Local Bells, though, would have to open their wallets to make a big video push. They'd either have to invest in fiber-optic wiring going into homes or buy a satellite TV broadcaster. So far, only Verizon seems interested in building local fiber networks that reach residential neighborhoods.

Bruce Leichtman, head of researcher LRG, expects cable firms to use phone services as a marketing tool. He says that by packaging VoIP services with speedy Internet access, cable firms plan to attract and hold onto the highest-spending consumers.

Big Business
"VoIP will help provide added glue for high-value customers," he said. Leichtman doesn't expect cable firms to wage a price war.

But Bernstein's Moffett says that most cable firms won't limit themselves to using phone services as a marketing tool to reduce customer turnover, called churn. He says too much revenue is up for grabs.

"It's not going to be just a churn-reduction opportunity for cable companies," he said. "The voice business is too large to be thought of that way. You're going to see a range of strategies from cable operators."

Time Warner Cable, Cablevision Systems, (CVC) and Cox Communications (COX) have rolled out VoIP services in some areas.

Moffett says Cox has undercut local Bell pricing by only 10%. Cablevision and Time Warner Cable, though, have been more aggressive. Moffett says the Cablevision's $35 price for unlimited local and long-distance calls is about 40% lower than Bell "unlimited" offers, while Time Warner's $40 rate plan is about 33% lower.

Still to be heard from is the biggest cable firm, Comcast. (CMCSA) It plans to offer VoIP to 40 million households by the end of 2006.

More Regulation?
Aryeh Bourkoff, analyst at UBS Investment Services, says Comcast's prices will be similar to Time Warner Cable's.

In its report on the impact of VoIP services, bond rater Standard & Poor's pegs local Bells revenue losses at $5 billion a year by 2008. That figure doesn't include non-Bell local phone companies.

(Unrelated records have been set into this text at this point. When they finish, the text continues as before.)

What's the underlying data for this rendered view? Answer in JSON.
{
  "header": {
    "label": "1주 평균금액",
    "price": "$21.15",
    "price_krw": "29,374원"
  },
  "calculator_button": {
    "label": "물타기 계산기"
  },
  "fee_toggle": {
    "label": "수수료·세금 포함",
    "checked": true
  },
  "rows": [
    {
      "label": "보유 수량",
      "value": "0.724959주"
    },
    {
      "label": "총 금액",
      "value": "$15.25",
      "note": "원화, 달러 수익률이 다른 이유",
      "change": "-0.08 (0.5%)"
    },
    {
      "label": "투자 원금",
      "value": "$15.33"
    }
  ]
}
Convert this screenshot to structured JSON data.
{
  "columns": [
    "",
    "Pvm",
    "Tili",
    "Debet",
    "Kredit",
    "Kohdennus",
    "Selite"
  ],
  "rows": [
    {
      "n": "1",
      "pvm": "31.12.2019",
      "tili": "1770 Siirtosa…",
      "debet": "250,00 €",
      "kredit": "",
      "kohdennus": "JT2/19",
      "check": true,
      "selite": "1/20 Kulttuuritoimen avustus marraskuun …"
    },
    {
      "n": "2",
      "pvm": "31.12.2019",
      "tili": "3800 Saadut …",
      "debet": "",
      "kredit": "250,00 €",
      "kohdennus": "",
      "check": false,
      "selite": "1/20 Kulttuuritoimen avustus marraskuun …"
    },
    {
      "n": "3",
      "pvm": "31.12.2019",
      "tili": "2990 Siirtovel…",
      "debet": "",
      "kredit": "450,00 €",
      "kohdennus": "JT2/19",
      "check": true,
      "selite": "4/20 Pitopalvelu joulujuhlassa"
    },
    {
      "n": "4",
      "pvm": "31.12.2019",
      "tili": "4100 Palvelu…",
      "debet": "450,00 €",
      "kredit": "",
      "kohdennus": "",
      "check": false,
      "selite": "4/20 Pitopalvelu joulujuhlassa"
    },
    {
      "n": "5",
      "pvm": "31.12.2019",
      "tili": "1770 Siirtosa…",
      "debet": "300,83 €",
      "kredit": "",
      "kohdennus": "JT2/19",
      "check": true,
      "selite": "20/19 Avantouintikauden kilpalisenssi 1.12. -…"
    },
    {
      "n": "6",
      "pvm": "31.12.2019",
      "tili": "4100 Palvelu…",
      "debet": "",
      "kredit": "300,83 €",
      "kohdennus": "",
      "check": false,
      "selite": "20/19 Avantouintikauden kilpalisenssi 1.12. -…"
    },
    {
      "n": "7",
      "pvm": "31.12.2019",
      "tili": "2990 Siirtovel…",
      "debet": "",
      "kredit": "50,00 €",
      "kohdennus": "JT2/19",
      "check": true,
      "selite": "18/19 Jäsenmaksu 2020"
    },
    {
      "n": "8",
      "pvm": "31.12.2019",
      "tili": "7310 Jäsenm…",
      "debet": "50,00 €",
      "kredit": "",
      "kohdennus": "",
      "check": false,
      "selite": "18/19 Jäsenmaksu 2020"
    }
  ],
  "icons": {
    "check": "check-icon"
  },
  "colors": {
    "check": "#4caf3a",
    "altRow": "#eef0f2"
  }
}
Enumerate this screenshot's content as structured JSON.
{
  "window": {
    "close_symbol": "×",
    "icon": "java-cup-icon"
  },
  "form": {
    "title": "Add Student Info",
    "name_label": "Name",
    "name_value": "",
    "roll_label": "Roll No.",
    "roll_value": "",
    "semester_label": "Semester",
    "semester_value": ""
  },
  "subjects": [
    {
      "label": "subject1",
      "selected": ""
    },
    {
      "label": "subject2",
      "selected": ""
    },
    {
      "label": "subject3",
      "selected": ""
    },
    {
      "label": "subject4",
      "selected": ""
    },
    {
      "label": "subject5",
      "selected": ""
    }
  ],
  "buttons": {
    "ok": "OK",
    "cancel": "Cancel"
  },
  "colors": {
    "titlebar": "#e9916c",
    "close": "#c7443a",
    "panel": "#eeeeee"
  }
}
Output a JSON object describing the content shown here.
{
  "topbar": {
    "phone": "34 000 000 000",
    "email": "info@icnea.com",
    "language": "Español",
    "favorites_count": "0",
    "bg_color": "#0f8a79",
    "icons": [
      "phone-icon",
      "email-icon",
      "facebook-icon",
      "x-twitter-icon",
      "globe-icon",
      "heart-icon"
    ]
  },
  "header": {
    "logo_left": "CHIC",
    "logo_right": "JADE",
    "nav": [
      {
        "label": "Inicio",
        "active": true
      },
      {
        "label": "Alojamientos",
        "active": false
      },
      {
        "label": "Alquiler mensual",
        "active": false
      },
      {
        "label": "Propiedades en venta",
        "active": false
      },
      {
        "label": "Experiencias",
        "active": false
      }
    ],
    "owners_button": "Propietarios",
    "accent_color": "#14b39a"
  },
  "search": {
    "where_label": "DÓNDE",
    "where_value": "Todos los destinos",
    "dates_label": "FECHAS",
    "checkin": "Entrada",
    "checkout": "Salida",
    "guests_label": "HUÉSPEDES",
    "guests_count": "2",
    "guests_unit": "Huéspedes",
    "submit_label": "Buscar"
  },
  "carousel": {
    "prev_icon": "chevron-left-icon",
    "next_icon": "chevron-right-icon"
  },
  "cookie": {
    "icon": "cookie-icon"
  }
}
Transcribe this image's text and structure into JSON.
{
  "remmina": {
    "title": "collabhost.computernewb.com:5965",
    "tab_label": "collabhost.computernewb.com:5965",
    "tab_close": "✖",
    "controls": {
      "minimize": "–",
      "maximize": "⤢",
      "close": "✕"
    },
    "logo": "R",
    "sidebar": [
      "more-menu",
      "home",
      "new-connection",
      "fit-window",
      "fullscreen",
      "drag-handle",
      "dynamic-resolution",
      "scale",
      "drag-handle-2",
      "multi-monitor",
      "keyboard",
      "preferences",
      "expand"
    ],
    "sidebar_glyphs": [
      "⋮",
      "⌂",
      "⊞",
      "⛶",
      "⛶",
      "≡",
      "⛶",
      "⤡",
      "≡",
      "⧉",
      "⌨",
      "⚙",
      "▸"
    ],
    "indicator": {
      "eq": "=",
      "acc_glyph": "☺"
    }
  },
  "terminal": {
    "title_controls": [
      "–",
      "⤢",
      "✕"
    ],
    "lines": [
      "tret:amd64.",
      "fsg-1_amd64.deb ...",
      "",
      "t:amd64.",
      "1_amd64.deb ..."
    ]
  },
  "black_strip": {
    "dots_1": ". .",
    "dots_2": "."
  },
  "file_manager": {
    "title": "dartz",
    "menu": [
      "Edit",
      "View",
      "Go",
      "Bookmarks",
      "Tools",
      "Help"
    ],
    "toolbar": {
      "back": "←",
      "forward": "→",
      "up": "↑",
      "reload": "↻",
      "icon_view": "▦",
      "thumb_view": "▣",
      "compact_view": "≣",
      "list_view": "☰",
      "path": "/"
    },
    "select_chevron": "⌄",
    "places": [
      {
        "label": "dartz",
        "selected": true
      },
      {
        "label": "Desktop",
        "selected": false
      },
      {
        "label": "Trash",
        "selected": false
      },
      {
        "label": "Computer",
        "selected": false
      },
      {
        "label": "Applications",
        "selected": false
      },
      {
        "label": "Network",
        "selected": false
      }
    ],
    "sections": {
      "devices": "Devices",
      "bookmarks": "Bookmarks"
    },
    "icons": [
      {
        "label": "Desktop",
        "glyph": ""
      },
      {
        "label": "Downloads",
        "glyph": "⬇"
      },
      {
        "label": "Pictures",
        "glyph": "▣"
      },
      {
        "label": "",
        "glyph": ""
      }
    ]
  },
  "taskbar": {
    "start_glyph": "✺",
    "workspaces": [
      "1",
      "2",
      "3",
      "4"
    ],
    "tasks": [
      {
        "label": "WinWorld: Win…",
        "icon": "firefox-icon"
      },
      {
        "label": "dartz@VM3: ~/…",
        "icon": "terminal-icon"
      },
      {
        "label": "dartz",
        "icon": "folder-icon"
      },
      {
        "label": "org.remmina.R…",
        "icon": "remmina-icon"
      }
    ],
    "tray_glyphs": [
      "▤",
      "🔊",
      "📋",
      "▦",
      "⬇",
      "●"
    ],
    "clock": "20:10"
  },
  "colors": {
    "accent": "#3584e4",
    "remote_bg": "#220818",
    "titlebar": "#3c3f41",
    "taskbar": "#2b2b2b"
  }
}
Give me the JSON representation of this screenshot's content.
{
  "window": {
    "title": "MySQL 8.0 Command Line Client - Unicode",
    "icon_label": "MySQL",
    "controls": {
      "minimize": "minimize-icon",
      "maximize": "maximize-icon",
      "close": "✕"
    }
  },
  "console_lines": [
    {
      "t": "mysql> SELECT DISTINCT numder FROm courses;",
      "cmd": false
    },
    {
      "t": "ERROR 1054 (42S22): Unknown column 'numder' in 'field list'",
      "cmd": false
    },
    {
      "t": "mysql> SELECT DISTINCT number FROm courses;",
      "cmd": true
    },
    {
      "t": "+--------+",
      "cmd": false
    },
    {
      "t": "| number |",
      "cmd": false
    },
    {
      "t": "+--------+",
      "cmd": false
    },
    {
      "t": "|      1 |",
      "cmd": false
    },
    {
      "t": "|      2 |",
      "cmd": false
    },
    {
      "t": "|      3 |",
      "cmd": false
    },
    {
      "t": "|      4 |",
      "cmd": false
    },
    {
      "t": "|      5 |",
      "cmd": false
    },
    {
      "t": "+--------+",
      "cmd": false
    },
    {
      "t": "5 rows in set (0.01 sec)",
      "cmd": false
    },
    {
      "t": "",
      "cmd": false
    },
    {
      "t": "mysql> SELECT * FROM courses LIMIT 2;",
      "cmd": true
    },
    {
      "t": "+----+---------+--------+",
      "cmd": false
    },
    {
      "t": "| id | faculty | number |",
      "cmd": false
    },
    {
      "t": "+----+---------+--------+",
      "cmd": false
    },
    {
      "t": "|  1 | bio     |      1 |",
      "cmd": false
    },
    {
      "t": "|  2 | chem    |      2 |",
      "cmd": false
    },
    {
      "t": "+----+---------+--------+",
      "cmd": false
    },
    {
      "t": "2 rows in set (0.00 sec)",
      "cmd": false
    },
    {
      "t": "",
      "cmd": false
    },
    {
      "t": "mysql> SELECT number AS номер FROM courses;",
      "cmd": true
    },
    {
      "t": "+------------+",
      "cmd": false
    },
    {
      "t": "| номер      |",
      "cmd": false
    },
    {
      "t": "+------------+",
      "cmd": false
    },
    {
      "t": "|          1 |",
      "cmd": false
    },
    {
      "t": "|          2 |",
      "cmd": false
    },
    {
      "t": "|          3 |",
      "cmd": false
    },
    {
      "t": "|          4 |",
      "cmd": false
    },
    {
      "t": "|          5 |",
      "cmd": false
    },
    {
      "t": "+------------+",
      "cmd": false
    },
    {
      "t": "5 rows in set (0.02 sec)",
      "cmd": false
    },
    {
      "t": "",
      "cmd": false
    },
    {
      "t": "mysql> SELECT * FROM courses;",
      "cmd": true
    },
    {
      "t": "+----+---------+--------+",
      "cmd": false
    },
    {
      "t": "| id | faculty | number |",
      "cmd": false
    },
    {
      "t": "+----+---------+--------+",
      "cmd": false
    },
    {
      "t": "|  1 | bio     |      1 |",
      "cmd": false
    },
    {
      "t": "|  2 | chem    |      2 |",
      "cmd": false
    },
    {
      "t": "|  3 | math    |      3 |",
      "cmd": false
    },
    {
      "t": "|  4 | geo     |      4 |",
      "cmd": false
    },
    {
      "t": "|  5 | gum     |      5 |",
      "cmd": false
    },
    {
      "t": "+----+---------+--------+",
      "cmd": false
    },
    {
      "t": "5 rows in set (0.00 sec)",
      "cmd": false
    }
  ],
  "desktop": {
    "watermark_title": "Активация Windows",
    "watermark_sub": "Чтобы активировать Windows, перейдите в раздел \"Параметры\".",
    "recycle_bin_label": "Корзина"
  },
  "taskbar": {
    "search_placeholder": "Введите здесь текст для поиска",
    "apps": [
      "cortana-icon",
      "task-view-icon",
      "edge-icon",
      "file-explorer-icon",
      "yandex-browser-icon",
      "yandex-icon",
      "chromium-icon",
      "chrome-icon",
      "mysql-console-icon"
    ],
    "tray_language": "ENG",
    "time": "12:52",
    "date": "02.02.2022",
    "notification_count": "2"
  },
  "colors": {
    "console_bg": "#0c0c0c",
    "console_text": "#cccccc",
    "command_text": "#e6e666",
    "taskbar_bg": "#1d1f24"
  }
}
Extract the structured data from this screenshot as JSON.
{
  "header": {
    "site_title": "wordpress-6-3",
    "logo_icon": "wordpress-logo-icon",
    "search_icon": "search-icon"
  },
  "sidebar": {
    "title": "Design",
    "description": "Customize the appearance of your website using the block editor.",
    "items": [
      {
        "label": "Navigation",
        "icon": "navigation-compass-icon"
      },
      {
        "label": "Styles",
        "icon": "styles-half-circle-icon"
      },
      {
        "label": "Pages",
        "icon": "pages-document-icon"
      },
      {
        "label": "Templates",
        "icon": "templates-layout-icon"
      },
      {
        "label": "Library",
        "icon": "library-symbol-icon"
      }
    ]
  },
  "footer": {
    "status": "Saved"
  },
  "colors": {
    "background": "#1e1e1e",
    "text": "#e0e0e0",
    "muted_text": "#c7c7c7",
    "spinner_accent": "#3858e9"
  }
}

The Bells, too, plan to offer VoIP. But Fitch's Weaver doubts that will happen on a wide scale until 2007 or so.

Some analysts say that the Bells have touted plans to offer their own VoIP products as a way to influence regulatory policies.

VoIP calls aren't regulated the same as calls made over public phone networks, which helps VoIP providers offer lower prices to users.

New York State's regulators, though, in mid-May said Vonage's VoIP service should be subject to the same rules as other phone calls.

Federal regulators are studying whether VoIP calls should be regulated.